I stayed there, hoping something would happen. That the guard would return with him, tell me there was a mistake, that he was being released. Everyone around me was crying. The five wailing children on my left waved goodbye to their father. The
ir clothes were tattered, their stomachs distended.
I had promised Mama not to tell Baba about Sara or our house until he was released.
‘There’s nothing he can do about it while he’s locked up.’ She was adamant.
Now I realised that she was right; how could Baba stand to know that Sara was dead?
Courage, I realised, was not the absence of fear: it was the absence of selfishness; putting someone else’s interest before one’s own. I’d been wrong about Baba. He wasn’t a coward. How would we survive without him?
CHAPTER 9
After school Abbas and I made our way to the village square on an errand for Mama. We passed carts pulled by donkeys, and women with baskets on their heads, but when villagers saw us, they retreated, like they did when soldiers strutted through the village.
In the square, fresh apricots and apples gleamed in the sunlight. The sheep baaed and the lambs bleated. Two children peered into the moving-picture story box.
We turned towards the tea house and I thought of the day that I won the village backgammon championship. Baba had bought tea for everyone in the place – it took him a year to pay off his tab. The radio blared the latest news from Jordan, but I didn’t tarry.
Inside the general store, Abbas and I scanned the wooden shelves behind the checkout counter. Arabic coffee, tea, tins of sardines, containers of olive oil. On the ground beneath the shelves sat large clay jugs marked bulgur wheat, semolina and rice. Three soldiers entered the store behind us.

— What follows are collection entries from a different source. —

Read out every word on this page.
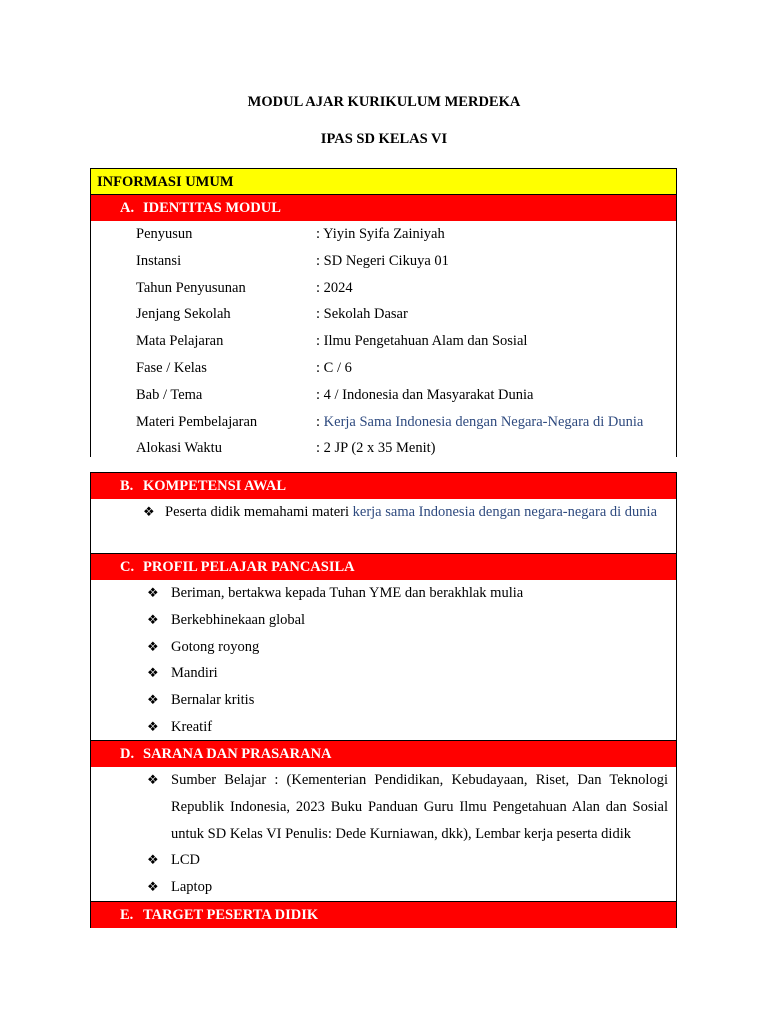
MODUL AJAR KURIKULUM MERDEKA
IPAS SD KELAS VI
INFORMASI UMUM
A. IDENTITAS MODUL
Penyusun	: Yiyin Syifa Zainiyah
Instansi	: SD Negeri Cikuya 01
Tahun Penyusunan	: 2024
Jenjang Sekolah	: Sekolah Dasar
Mata Pelajaran	: Ilmu Pengetahuan Alam dan Sosial
Fase / Kelas	: C / 6
Bab / Tema	: 4 / Indonesia dan Masyarakat Dunia
Materi Pembelajaran	: Kerja Sama Indonesia dengan Negara-Negara di Dunia
Alokasi Waktu	: 2 JP (2 x 35 Menit)
B. KOMPETENSI AWAL
❖ Peserta didik memahami materi kerja sama Indonesia dengan negara-negara di dunia
C. PROFIL PELAJAR PANCASILA
❖ Beriman, bertakwa kepada Tuhan YME dan berakhlak mulia
❖ Berkebhinekaan global
❖ Gotong royong
❖ Mandiri
❖ Bernalar kritis
❖ Kreatif
D. SARANA DAN PRASARANA
❖ Sumber Belajar : (Kementerian Pendidikan, Kebudayaan, Riset, Dan Teknologi Republik Indonesia, 2023 Buku Panduan Guru Ilmu Pengetahuan Alan dan Sosial untuk SD Kelas VI Penulis: Dede Kurniawan, dkk), Lembar kerja peserta didik
❖ LCD
❖ Laptop
E. TARGET PESERTA DIDIK
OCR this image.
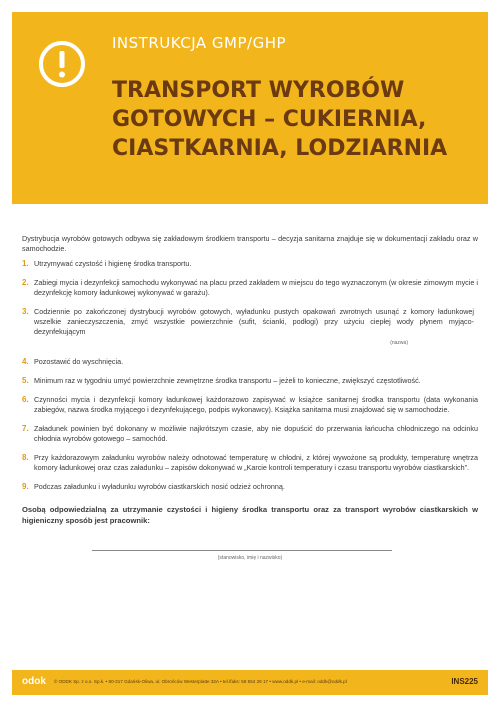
INSTRUKCJA GMP/GHP
TRANSPORT WYROBÓW
GOTOWYCH – CUKIERNIA,
CIASTKARNIA, LODZIARNIA

Dystrybucja wyrobów gotowych odbywa się zakładowym środkiem transportu – decyzja sanitarna znajduje się w dokumentacji zakładu oraz w samochodzie.

1. Utrzymywać czystość i higienę środka transportu.
2. Zabiegi mycia i dezynfekcji samochodu wykonywać na placu przed zakładem w miejscu do tego wyznaczonym (w okresie zimowym mycie i dezynfekcję komory ładunkowej wykonywać w garażu).
3. Codziennie po zakończonej dystrybucji wyrobów gotowych, wyładunku pustych opakowań zwrotnych usunąć z komory ładunkowej wszelkie zanieczyszczenia, zmyć wszystkie powierzchnie (sufit, ścianki, podłogi) przy użyciu ciepłej wody płynem myjąco- dezynfekującym
(nazwa)
4. Pozostawić do wyschnięcia.
5. Minimum raz w tygodniu umyć powierzchnie zewnętrzne środka transportu – jeżeli to konieczne, zwiększyć częstotliwość.
6. Czynności mycia i dezynfekcji komory ładunkowej każdorazowo zapisywać w książce sanitarnej środka transportu (data wykonania zabiegów, nazwa środka myjącego i dezynfekującego, podpis wykonawcy). Książka sanitarna musi znajdować się w samochodzie.
7. Załadunek powinien być dokonany w możliwie najkrótszym czasie, aby nie dopuścić do przerwania łańcucha chłodniczego na odcinku chłodnia wyrobów gotowego – samochód.
8. Przy każdorazowym załadunku wyrobów należy odnotować temperaturę w chłodni, z której wywożone są produkty, temperaturę wnętrza komory ładunkowej oraz czas załadunku – zapisów dokonywać w „Karcie kontroli temperatury i czasu transportu wyrobów ciastkarskich”.
9. Podczas załadunku i wyładunku wyrobów ciastkarskich nosić odzież ochronną.

Osobą odpowiedzialną za utrzymanie czystości i higieny środka transportu oraz za transport wyrobów ciastkarskich w higieniczny sposób jest pracownik:

(stanowisko, imię i nazwisko)
odok © ODDK Sp. z o.o. Sp.k. • 80-317 Gdańsk-Oliwa, ul. Obrońców Westerplatte 32A • tel./faks: 58 554 29 17 • www.oddk.pl • e-mail: oddk@oddk.pl	INS225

‘I’d like a sack of rice please, doctor,’ I said; ‘and charge it to my father’s account.’
‘His account’s been cancelled,’ the store owner said as he peered at the soldiers. Then he bent and whispered to Abbas and me, ‘I’m so sorry.’ I dared not argue with him, but how could I be the man of the house if I could not even get a little rice?
Abbas and I left the store empty-handed, knowing that we had eaten the very last of the rice the previous night. We had nothing else.
Fathers and sons were everywhere I went. In an attempt to keep from dwelling on thoughts about my own father, I played mathematical games. I estimated the number of villagers who came to the square daily. I thought of the factors that influenced the equation, like how many came to the mosque daily, the hours the tea house and store were open, the number of times people came to use the village well.